Uses inverse transform sampling to draw samples from a bimodal Gaussian distribution of neutron star masses.
- Parameters:
- size
int Number of binary systems to sample.
- w
float Weight of the left (low-mass) peak. default: 0.643
- muL
float Mean of the left peak (solar masses). default: 1.352
- sigmaL
float Standard deviation of the left peak (solar masses). default: 0.08
- muR
float Mean of the right peak (solar masses). default: 1.88
- sigmaR
float Standard deviation of the right peak (solar masses). default: 0.3
- mmin
float Minimum mass (solar masses). default: 1.0
- mmax
float Maximum mass (solar masses). default: 2.3
- resolution
int Resolution of the mass grid for CDF computation. default: 500
- size
- Returns:
- mass_samples
numpy.ndarray Array of mass samples (solar masses).
- mass_samples
- ler.gw_source_population.prior_functions.broken_powerlaw_pdf(m, mminbh=26.0, mmaxbh=125.0, alpha_1=6.75, alpha_2=0.0, b=0.5, delta_m=5.0)[source]
Compute normalized PDF for broken power-law distribution.
- Parameters:
- m
numpy.ndarray Mass values.
- mminbh
float Minimum BH mass.
- mmaxbh
float Maximum BH mass.
- alpha_1
float Power-law index below break.
- alpha_2
float Power-law index above break.
- b
float Break location parameter.
- delta_m
float Smoothing width.
- m
- Returns:
- pdf
numpy.ndarray Normalized PDF values.
- pdf
- ler.gw_source_population.prior_functions.gaussian_plus_isotropic_pdf(x, mu_t=0.426, sigma_t=1.222, zeta=0.652)[source]
1D marginal PDF for a single cosine tilt x = cos(theta).
p(x) = zeta * TruncNorm[-1,1](x | mu_t, sigma_t) + (1-zeta)/2
- ler.gw_source_population.prior_functions.gaussian_plus_isotropic_joint_pdf(x1, x2, mu_t=0.426, sigma_t=1.222, zeta=0.652)[source]
2D joint PDF for (x1, x2) = (cos(theta1), cos(theta2)).
- p(x1, x2) =
zeta * TN(x1) * TN(x2) + (1-zeta) / 4
on [-1,1]^2.
- ler.gw_source_population.prior_functions.powerlaw_pdf(x, alpha=-7.7, x_min=1.0, x_max=2.5)[source]
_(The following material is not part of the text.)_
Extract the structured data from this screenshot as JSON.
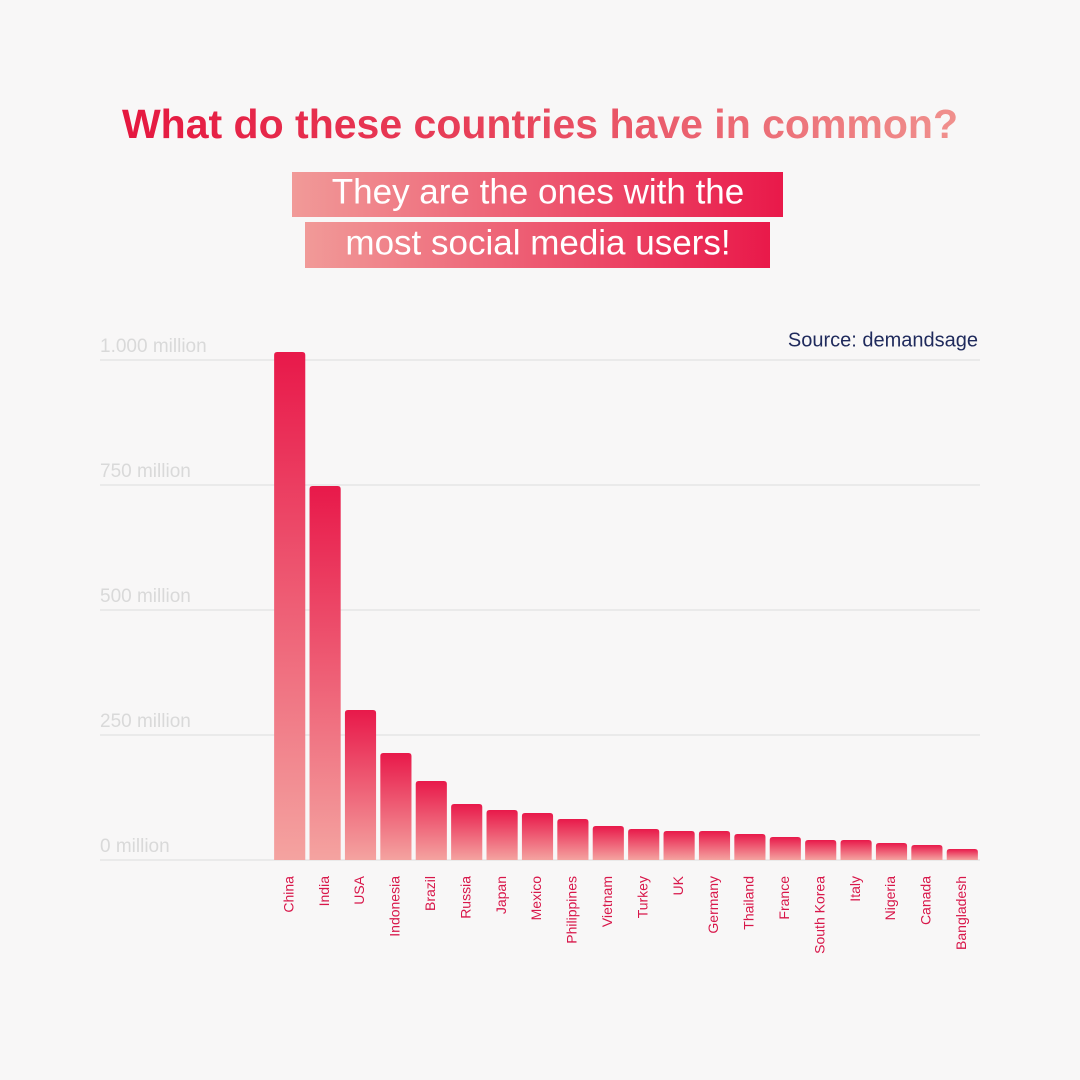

Compute normalized power-law distribution.
p(x) is proportional to
x**(-alpha)forxin[x_min, x_max].- Parameters:
- x
numpy.ndarray Input values.
- alpha
float Power-law spectral index.
- x_min
float Minimum value.
- x_max
float Maximum value.
- x
- Returns:
- pdf
numpy.ndarray Normalized power-law PDF.
- pdf
- ler.gw_source_population.prior_functions.powerlaw_rvs(size, alpha, x_min, x_max)[source]
Inverse transform sampling for a power-law distribution.
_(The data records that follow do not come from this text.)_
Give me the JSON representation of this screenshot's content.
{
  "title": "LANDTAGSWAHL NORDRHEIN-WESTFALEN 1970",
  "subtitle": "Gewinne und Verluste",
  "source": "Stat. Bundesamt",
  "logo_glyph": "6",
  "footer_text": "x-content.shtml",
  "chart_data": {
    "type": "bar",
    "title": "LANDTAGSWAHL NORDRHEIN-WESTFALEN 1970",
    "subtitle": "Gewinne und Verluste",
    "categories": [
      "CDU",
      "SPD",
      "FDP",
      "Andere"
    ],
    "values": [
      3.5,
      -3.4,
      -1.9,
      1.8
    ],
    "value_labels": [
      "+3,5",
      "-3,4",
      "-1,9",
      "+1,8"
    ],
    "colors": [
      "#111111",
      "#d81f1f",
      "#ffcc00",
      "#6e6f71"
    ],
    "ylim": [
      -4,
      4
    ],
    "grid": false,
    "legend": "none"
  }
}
p(x) ∝ x^{-alpha}, x in [x_min, x_max]
- Parameters:
- size
int Number of samples to generate.
- alpha
float Power-law index (alpha).
- x_min
float Minimum value (lower bound).
- x_max
float Maximum value (upper bound).
- size
- Returns:
- x
numpy.ndarray Array of sampled values.
- x
- ler.gw_source_population.prior_functions.truncated_normal_pdf(x, mu, sigma, x_min, x_max=np.inf)[source]
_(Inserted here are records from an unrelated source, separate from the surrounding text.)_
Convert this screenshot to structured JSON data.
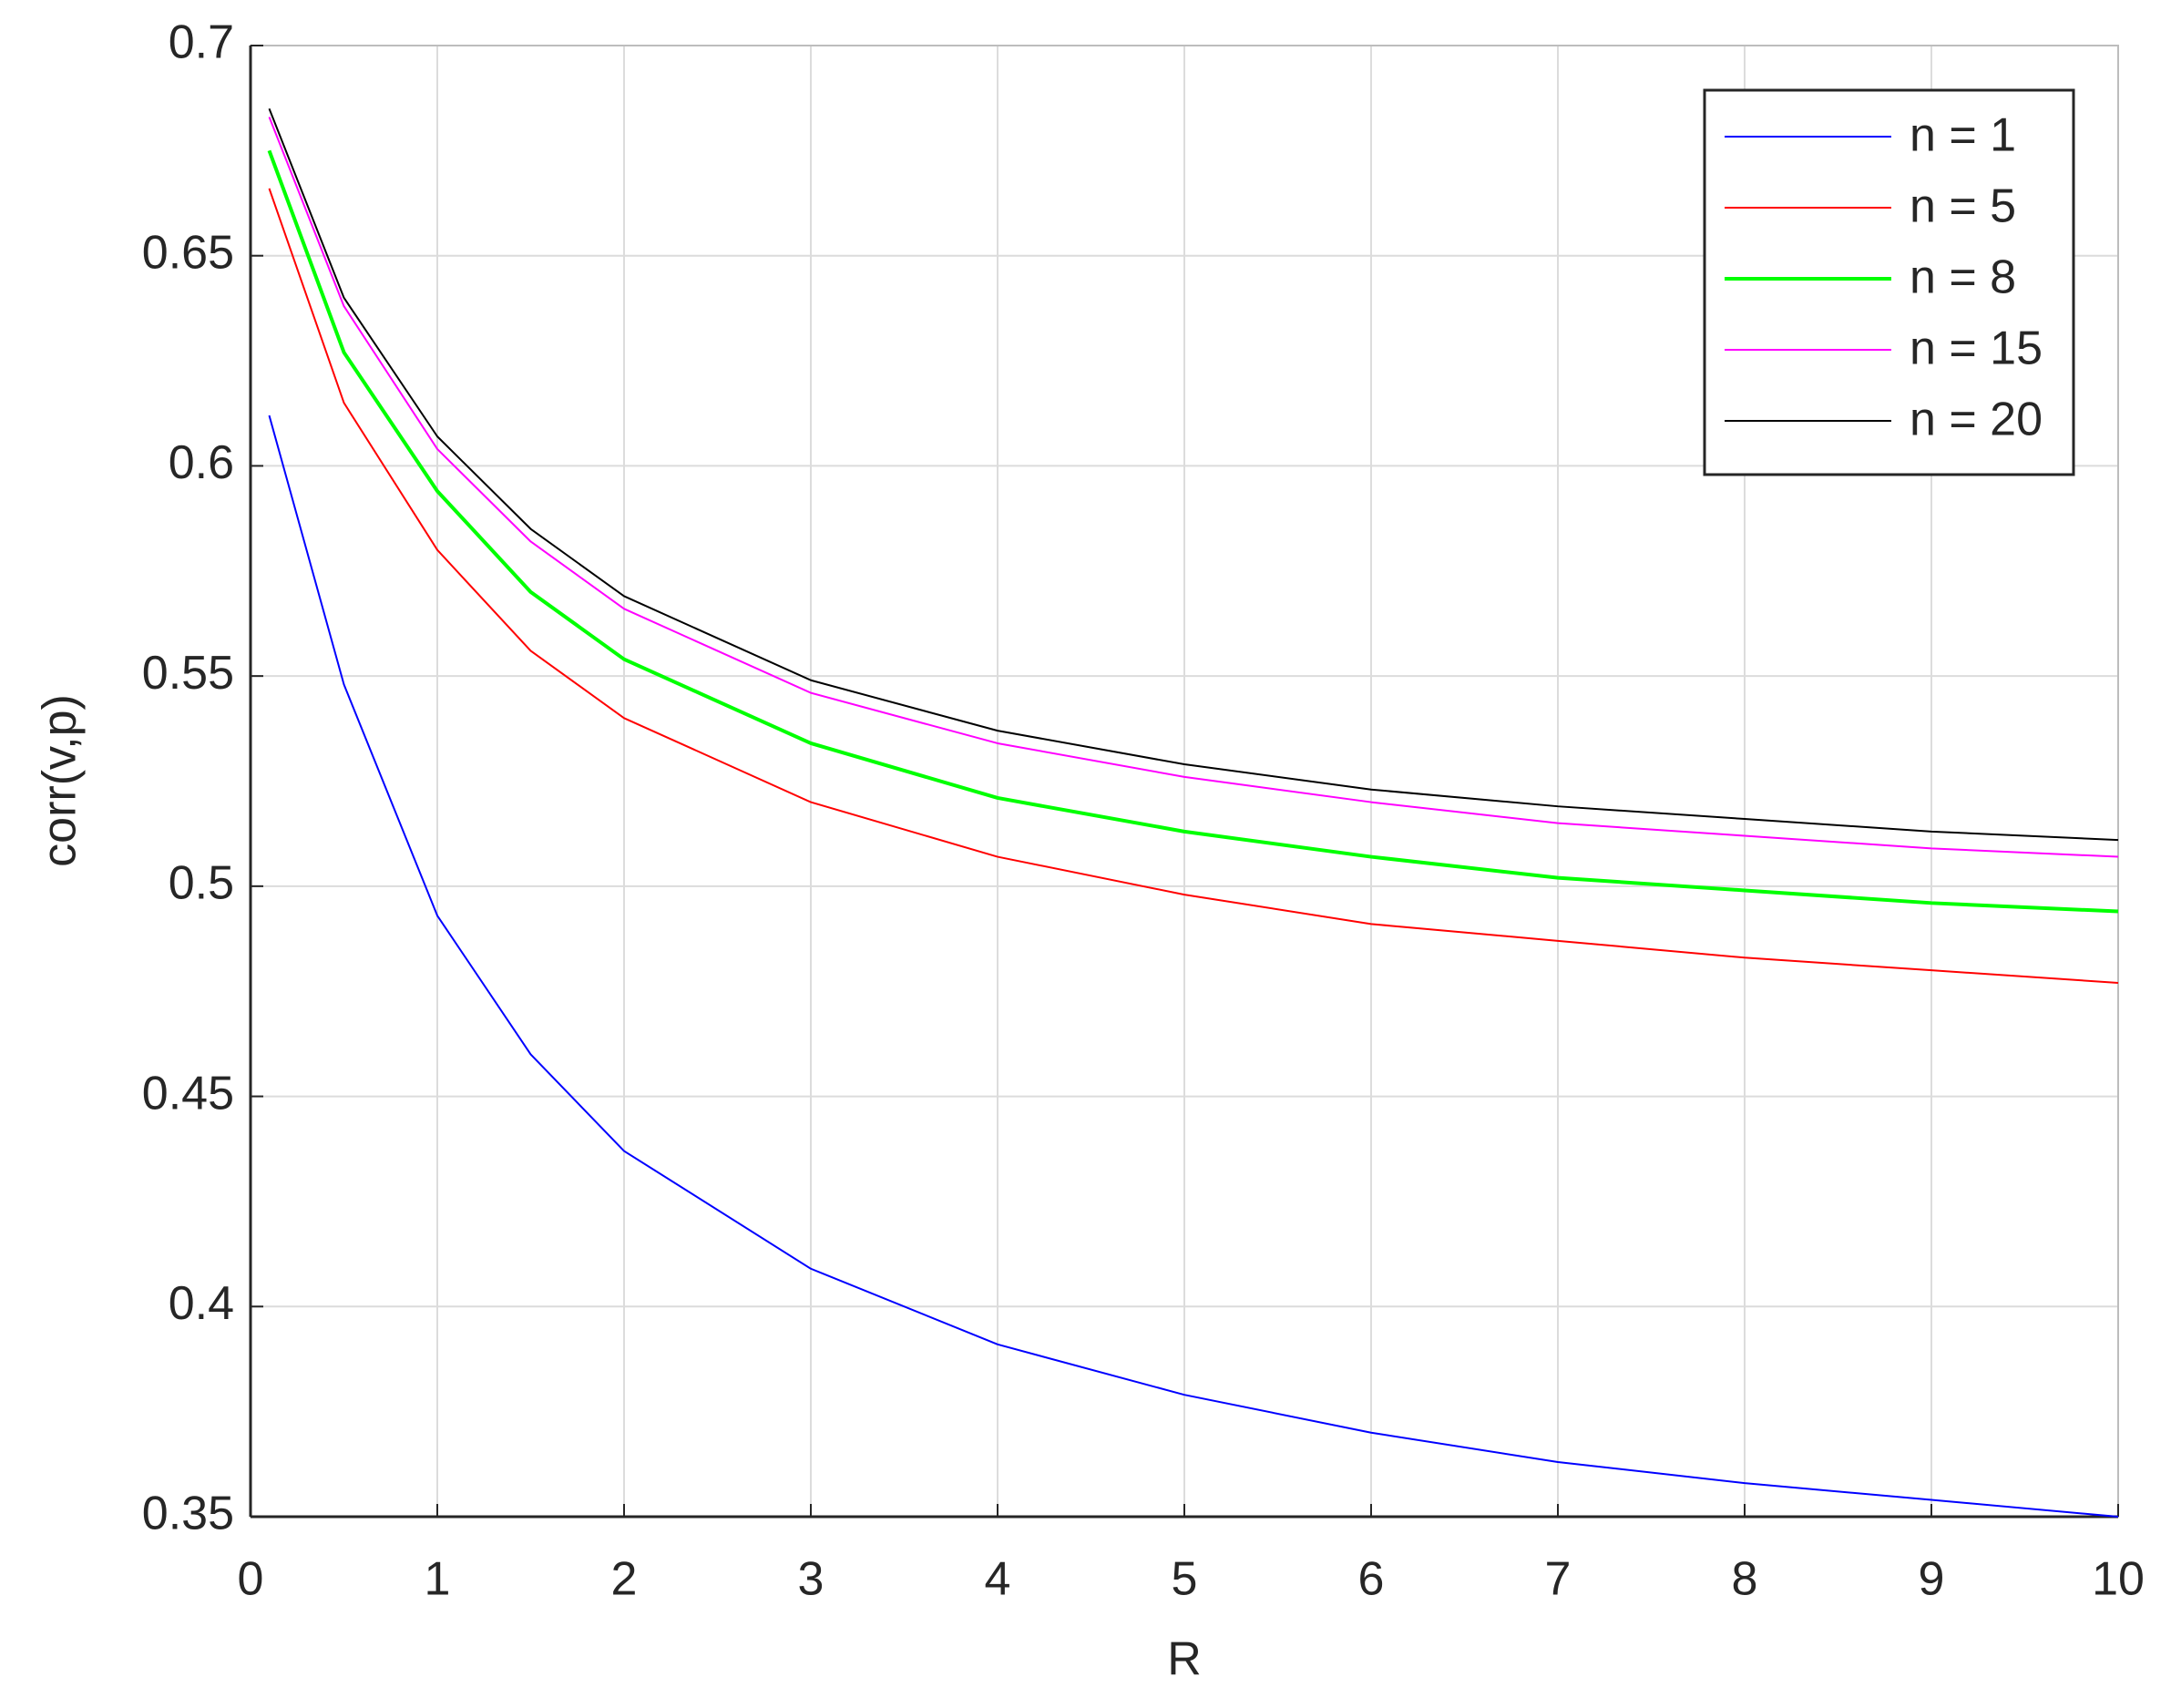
{
  "chart_data": {
    "type": "line",
    "x_label": "R",
    "y_label": "corr(v,p)",
    "x": [
      0.1,
      0.5,
      1,
      1.5,
      2,
      3,
      4,
      5,
      6,
      7,
      8,
      9,
      10
    ],
    "series": [
      {
        "name": "n = 1",
        "color": "#0000ff",
        "line_width": 1,
        "values": [
          0.612,
          0.548,
          0.493,
          0.46,
          0.437,
          0.409,
          0.391,
          0.379,
          0.37,
          0.363,
          0.358,
          0.354,
          0.35
        ]
      },
      {
        "name": "n = 5",
        "color": "#ff0000",
        "line_width": 1,
        "values": [
          0.666,
          0.615,
          0.58,
          0.556,
          0.54,
          0.52,
          0.507,
          0.498,
          0.491,
          0.487,
          0.483,
          0.48,
          0.477
        ]
      },
      {
        "name": "n = 8",
        "color": "#00ff00",
        "line_width": 2,
        "values": [
          0.675,
          0.627,
          0.594,
          0.57,
          0.554,
          0.534,
          0.521,
          0.513,
          0.507,
          0.502,
          0.499,
          0.496,
          0.494
        ]
      },
      {
        "name": "n = 15",
        "color": "#ff00ff",
        "line_width": 1,
        "values": [
          0.683,
          0.638,
          0.604,
          0.582,
          0.566,
          0.546,
          0.534,
          0.526,
          0.52,
          0.515,
          0.512,
          0.509,
          0.507
        ]
      },
      {
        "name": "n = 20",
        "color": "#000000",
        "line_width": 1,
        "values": [
          0.685,
          0.64,
          0.607,
          0.585,
          0.569,
          0.549,
          0.537,
          0.529,
          0.523,
          0.519,
          0.516,
          0.513,
          0.511
        ]
      }
    ],
    "xlim": [
      0,
      10
    ],
    "xticks": [
      0,
      1,
      2,
      3,
      4,
      5,
      6,
      7,
      8,
      9,
      10
    ],
    "ylim": [
      0.35,
      0.7
    ],
    "yticks": [
      0.35,
      0.4,
      0.45,
      0.5,
      0.55,
      0.6,
      0.65,
      0.7
    ],
    "grid": true,
    "legend": "upper right"
  }
}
Compute left-truncated or left-and-right-truncated normal probability density function.
Evaluates the truncated normal distribution $N_{[x_min, x_max]}(x | μ, σ)$, which is a Gaussian distribution with support only between a minimum and maximum value. If x_max is not provided (or set to np.inf), it defaults to left-only truncation.
- Parameters:
- x
numpy.ndarray Input values.
- mu
float Mean of the Gaussian distribution.
- sigma
float Standard deviation of the Gaussian distribution.
- x_min
float Minimum value (left truncation point).
- x_max
float, optional Maximum value (right truncation point). Default is np.inf (no right truncation).
- x
- Returns:
- pdf
numpy.ndarray Probability density values, 0 for $x < x_min$ or $x > x_max$.
- pdf
- ler.gw_source_population.prior_functions.truncated_normal_rvs(size, mu, sigma, x_min, x_max=np.inf)[source]
Draw samples from a truncated normal distribution using analytical inverse CDF.